Jamel le Syrien n'est plus que l'ombre de Jamel Ahmed, mais il tient bon pour sa famille. A Bamako, le temps d'une escale qui vient ponctuer 40 ans et des tranches de vie, espère-t-il, la vie reprend et le coeur palpite encore en attendant une chance.
Un des 82 syriens enregistrés sur la liste du Haut commissariat aux réfugiés des Nations Unies (HCR) de Bamako, Jamel refuse de courber l'échine devant ces temps durs. Soudeur de profession, du temps qu'il était chez lui, il travaille désormais dans un garage de réparation automobile en contrepartie de 200 USD pour le loyer de la chambre qu'il occupe à Yirimadjo, quartier périphérique de Bamako.
Dans son foyer précaire, les jours de Jamal se suivent et se ressemblent. De bonne heure le matin, il se lève, participe au petit-déjeuner de la famille, puis, prépare sa fille avant de l'accompagner à l’école du quartier. Jamal ne laisse rien au hasard. Il vérifie tout: les fournitures scolaires nécessaires, le goûter et les bombons avant de mettre Nadine sur sa moto.
«En attendant d’aller vers d’autres pays, l’Allemagne ou le Canada, la vie continue ici. Il faut bien amener les enfants à l’école pour apprendre», dit Jamal à Anadolu.
Il est bien connu et est le bienvenu dans cette école de Bamako qui accueille d'autres élèves de réfugiés syrien. «Nous avons 17 enfants de réfugiés», précise Robert Sangaré, directeur de l'école, dans une déclaration à Anadolu, soulignant: « certains parmi eux commencent à parler très bien le français, les tout petits s'en sortent pas mal et leur apprentissage se poursuit.»
Ces enfants d'exception apprennent et s'intègrent rapidement, de l'avis du directeur. Certains parmi eux commencent même à parler le Bambara (langue locale).
Mais la facilité de l'intégration et l'hospitalité de la population malienne semblent loin de dissuader Jamel d'aller tenter sa chance en Europe. «J’ai six enfants,dont certains vont à l'école. Avec ma femme et moi, nous sommes huit. Puis, nous sommes confrontés à des maladies comme la malaria et la fièvre typhoïde. Je reconnais que les Maliens sont serviables et généreux, mais il me faut d'autres horizons », plaide-t-il.
Pour lui tout comme pour ses concitoyens, la chaleur et les maladies fréquentes rendent la vie "peu supportable" au Mali.
«Chaque fois qu’un membre de la famille tombe malade, le médecin nous demande de partir, mais où aller ? », s'interroge Jamal, regrettant le fait que des pays comme l’Allemagne, la Grande Bretagne et la Hollande leur "tournent encore le dos".

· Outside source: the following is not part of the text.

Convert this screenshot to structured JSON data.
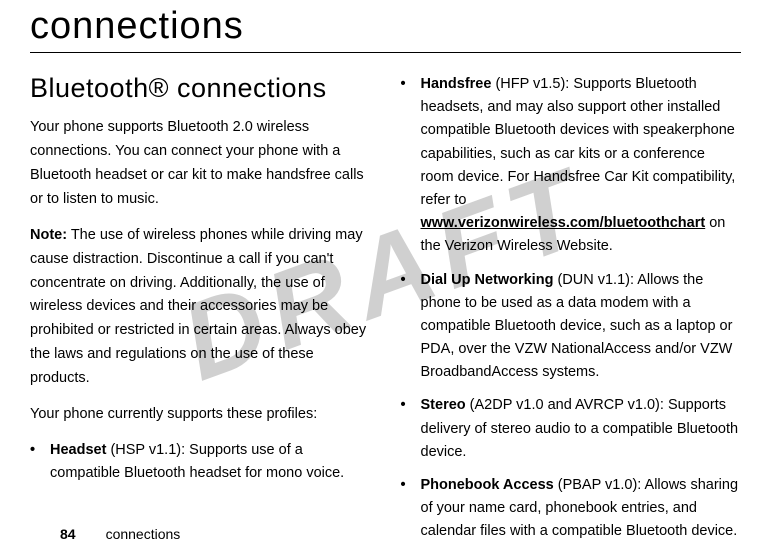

C'est la raison pour laquelle 82 d'entre eux se sont présentés au bureau du HCR. En accédant au statut de réfugiés, ils espèrent pouvoir atteindre plus facilement l'Europe ou le Canada. Devenu une plateforme de passage, Bamako accueille un nombre encore indéterminé de réfugiés syriens. Les 82 réfugiés y demeurent toutefois pour fréquenter des ambassades occidentales dont ils espèrent toujours qu'elles leur offrent une opportunité d'accueil.Le départ après l'escale revient sans cesse dans les échanges des Syriens vivant à Bamako. La plupart s'adonnent à des petits métiers et sont aidés par la communauté libanaise déjà présente dans la capitale malienne. Quand ils se retrouvent pour échanger les nouvelles, ils parlent pendant des heures du même sujet, mais les nouvelles sont souvent décevantes. « Hier, certains de mes amis qui voulaient se rendre en Turquie ont été rapatriés car il ne disposaient pas de Visa et n'avaient ni crédit à la banque, ni réservation d'hôtel », déplore Jamal.

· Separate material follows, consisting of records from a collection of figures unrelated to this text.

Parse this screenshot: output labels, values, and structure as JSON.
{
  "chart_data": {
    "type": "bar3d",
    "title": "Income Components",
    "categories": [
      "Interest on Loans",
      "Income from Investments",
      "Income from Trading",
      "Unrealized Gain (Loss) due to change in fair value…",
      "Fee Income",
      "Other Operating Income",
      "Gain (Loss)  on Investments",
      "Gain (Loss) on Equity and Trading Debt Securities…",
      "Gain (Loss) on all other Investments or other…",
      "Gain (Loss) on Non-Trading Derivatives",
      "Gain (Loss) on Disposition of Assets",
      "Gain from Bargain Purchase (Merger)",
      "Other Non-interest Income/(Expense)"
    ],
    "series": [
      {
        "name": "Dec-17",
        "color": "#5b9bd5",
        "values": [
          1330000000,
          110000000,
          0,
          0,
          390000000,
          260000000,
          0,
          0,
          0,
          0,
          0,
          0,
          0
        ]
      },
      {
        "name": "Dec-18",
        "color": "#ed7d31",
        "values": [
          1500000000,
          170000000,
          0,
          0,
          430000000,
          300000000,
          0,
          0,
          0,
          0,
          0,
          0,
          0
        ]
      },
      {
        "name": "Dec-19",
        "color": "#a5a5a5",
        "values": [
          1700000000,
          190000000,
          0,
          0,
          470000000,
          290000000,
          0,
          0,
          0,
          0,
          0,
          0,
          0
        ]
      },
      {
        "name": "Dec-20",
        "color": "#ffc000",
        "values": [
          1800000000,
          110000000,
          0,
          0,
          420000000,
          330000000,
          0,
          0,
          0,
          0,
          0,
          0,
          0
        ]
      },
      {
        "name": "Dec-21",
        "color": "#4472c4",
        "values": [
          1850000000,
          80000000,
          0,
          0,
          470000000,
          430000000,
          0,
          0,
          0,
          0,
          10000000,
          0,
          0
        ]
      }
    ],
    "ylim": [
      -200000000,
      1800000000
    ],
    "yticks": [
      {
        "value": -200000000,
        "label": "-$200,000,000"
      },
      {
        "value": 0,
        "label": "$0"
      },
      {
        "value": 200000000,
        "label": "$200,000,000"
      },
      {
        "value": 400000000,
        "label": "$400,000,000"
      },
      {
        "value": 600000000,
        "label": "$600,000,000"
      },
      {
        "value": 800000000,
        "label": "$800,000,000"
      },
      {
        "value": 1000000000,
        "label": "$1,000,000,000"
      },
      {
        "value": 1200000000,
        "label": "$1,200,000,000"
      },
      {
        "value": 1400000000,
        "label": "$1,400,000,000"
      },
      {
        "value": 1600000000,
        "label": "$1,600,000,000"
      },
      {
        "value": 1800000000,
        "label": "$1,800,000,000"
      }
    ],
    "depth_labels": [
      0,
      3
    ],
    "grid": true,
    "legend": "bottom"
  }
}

Arrivant au Mali depuis la Mauritanie, pour laquelle aucun visa n'est exigé, ces Syriens ne comptent toutefois pas jeter l'éponge, alors que leur pays reste embrasé par la guerre. "Au Mali, comme en Mauritanie, en Algérie ou encore au Maroc, on se débrouille, en attendant la première opportunité", tranche Jamal.

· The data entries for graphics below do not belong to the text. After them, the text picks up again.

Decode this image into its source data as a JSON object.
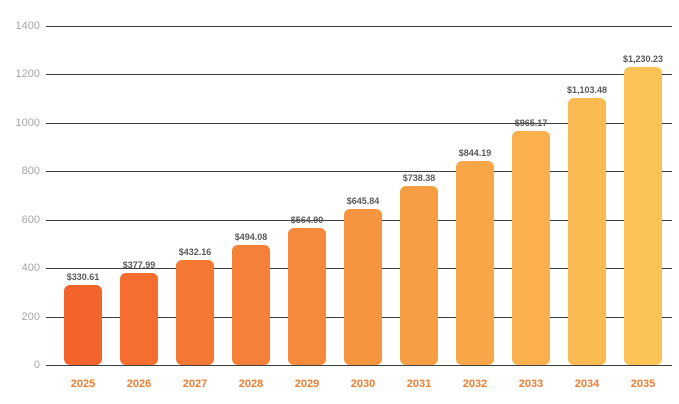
{
  "chart_data": {
    "type": "bar",
    "title": "",
    "xlabel": "",
    "ylabel": "",
    "categories": [
      "2025",
      "2026",
      "2027",
      "2028",
      "2029",
      "2030",
      "2031",
      "2032",
      "2033",
      "2034",
      "2035"
    ],
    "values": [
      330.61,
      377.99,
      432.16,
      494.08,
      564.9,
      645.84,
      738.38,
      844.19,
      965.17,
      1103.48,
      1230.23
    ],
    "data_labels": [
      "$330.61",
      "$377.99",
      "$432.16",
      "$494.08",
      "$564.90",
      "$645.84",
      "$738.38",
      "$844.19",
      "$965.17",
      "$1,103.48",
      "$1,230.23"
    ],
    "bar_colors": [
      "#F2642B",
      "#F36E2F",
      "#F47733",
      "#F58138",
      "#F68A3C",
      "#F79440",
      "#F79D44",
      "#F8A748",
      "#F9B04D",
      "#FABA51",
      "#FBC355"
    ],
    "y_ticks": [
      0,
      200,
      400,
      600,
      800,
      1000,
      1200,
      1400
    ],
    "ylim": [
      0,
      1400
    ],
    "grid": true,
    "legend": "none",
    "colors": {
      "background": "#FFFFFF",
      "gridline": "#3F3F3F",
      "y_tick_label": "#A6A6A6",
      "x_tick_label": "#ED7D31",
      "data_label": "#595959"
    }
  }
}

Des Syriens au Mali, il n'y en a pas uniquement à Bamako. Près de 2.000 autres réfugiés sont installés à Tombouctou et à Kidal, dans le Nord du pays, selon des sources humanitaires. Ils aspirent, eux aussi, à rejoindre l'autre rive via des passeurs. Leur vécu serait encore plus dur et leur escale moins supportable.